AFTER MAY 21
After what transpired last weekend, it's really hard to feel bad for someone whose doomsday predictions, like what happened in 1994, have caused so much anxiety, but for Camping's recent admission, this sounds somewhat pitiful.
GONE HOME
Emerging from his Alameda, California home for the first time to talk to a reporter, he said "It has been a really tough weekend," it's really tough though that he still emerged after this second failed prediction.
The group is "disappointed" that 200 million true believers weren't lifted up to heaven on Saturday while everyone else suffered and eventually died as a series of earthquakes and famine destroyed the Earth. Many were truly dissapointed thinking that the group even posted 2,000 billboards around the country warning of the rapture, while Camping--an uncertified fundamentalist minister, still - spread the word on his radio show.
FAMILY RADIO TODAY
Camping's Family Radio, which airs on 66 U.S. stations, has apparently rebranded itself quickly.
Some of his followers say, he was still holding out hope that they were one day off. Another believer asserted that their prayers worked: God delayed judgment so that more people could be saved, but the end is 'imminent,'"

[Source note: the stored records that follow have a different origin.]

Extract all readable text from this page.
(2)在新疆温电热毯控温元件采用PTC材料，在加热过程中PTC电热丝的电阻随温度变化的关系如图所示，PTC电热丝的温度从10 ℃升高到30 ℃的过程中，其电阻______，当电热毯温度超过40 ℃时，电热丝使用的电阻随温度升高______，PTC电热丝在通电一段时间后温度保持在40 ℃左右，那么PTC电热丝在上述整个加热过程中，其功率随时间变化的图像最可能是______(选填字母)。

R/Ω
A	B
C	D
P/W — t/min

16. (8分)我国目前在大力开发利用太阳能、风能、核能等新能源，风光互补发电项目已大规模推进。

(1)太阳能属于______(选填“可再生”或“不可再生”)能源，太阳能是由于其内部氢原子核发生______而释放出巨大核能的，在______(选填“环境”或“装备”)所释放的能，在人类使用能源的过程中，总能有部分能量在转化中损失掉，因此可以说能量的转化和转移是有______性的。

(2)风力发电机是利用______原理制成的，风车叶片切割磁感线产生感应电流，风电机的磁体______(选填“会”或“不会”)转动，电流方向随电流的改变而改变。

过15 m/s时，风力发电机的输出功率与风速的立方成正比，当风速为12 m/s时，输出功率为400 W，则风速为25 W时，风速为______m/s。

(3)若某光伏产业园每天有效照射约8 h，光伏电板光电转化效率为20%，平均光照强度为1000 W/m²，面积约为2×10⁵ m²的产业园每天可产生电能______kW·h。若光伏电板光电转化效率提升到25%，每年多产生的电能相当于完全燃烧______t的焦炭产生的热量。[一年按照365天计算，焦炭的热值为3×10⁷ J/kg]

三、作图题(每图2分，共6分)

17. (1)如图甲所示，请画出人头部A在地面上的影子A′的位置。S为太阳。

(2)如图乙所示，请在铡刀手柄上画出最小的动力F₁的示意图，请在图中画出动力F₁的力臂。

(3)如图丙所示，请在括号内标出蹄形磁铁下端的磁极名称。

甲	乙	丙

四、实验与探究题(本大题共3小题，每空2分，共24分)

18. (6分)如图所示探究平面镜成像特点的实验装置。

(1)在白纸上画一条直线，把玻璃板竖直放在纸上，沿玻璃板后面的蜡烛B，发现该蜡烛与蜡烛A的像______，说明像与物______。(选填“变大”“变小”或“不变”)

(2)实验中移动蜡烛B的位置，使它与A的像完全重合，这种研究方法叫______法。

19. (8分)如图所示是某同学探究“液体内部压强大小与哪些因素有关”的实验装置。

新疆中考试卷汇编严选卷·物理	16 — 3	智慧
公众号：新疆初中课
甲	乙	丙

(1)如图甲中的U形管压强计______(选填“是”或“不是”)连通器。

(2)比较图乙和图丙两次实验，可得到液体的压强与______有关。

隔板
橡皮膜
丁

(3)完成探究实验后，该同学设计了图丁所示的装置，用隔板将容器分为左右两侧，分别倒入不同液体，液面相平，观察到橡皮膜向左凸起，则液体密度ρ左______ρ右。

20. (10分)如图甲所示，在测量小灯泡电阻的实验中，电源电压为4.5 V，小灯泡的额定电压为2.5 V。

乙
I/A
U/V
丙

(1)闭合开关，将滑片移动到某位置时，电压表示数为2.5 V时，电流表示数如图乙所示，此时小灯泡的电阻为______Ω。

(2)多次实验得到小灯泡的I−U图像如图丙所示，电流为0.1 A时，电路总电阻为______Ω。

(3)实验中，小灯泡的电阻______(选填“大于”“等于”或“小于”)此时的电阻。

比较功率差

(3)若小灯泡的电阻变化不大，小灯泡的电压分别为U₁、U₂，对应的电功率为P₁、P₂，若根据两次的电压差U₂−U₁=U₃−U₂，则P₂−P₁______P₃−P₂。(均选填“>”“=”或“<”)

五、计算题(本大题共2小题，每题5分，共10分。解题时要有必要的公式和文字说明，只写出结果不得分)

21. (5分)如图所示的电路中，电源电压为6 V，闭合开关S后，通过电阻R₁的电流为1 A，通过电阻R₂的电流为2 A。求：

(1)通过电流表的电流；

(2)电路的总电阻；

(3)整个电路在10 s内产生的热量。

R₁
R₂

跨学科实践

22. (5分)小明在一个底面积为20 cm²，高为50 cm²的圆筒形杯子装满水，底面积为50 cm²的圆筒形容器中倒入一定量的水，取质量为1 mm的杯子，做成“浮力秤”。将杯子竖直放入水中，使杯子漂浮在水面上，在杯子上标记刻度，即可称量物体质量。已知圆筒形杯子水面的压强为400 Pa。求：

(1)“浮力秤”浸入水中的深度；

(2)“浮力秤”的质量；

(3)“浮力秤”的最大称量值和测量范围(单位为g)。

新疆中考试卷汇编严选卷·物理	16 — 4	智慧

Now, withstanding all that happened, would Family Radio reimburse their followers who spent their savings in anticipation of the rapture, but that's a big question, and they can't guarantee it.
PROTESTERS AGAINST CAMPING
Protesters gathered outside Camping's radio headquarters to mock the false prophecy over the weekend. Some of them set aloft a toy cow with balloons to lampoon the idea that a select elite would ascend to heaven. Meanwhile, other religious groups tried to recruit disappointed Camping followers.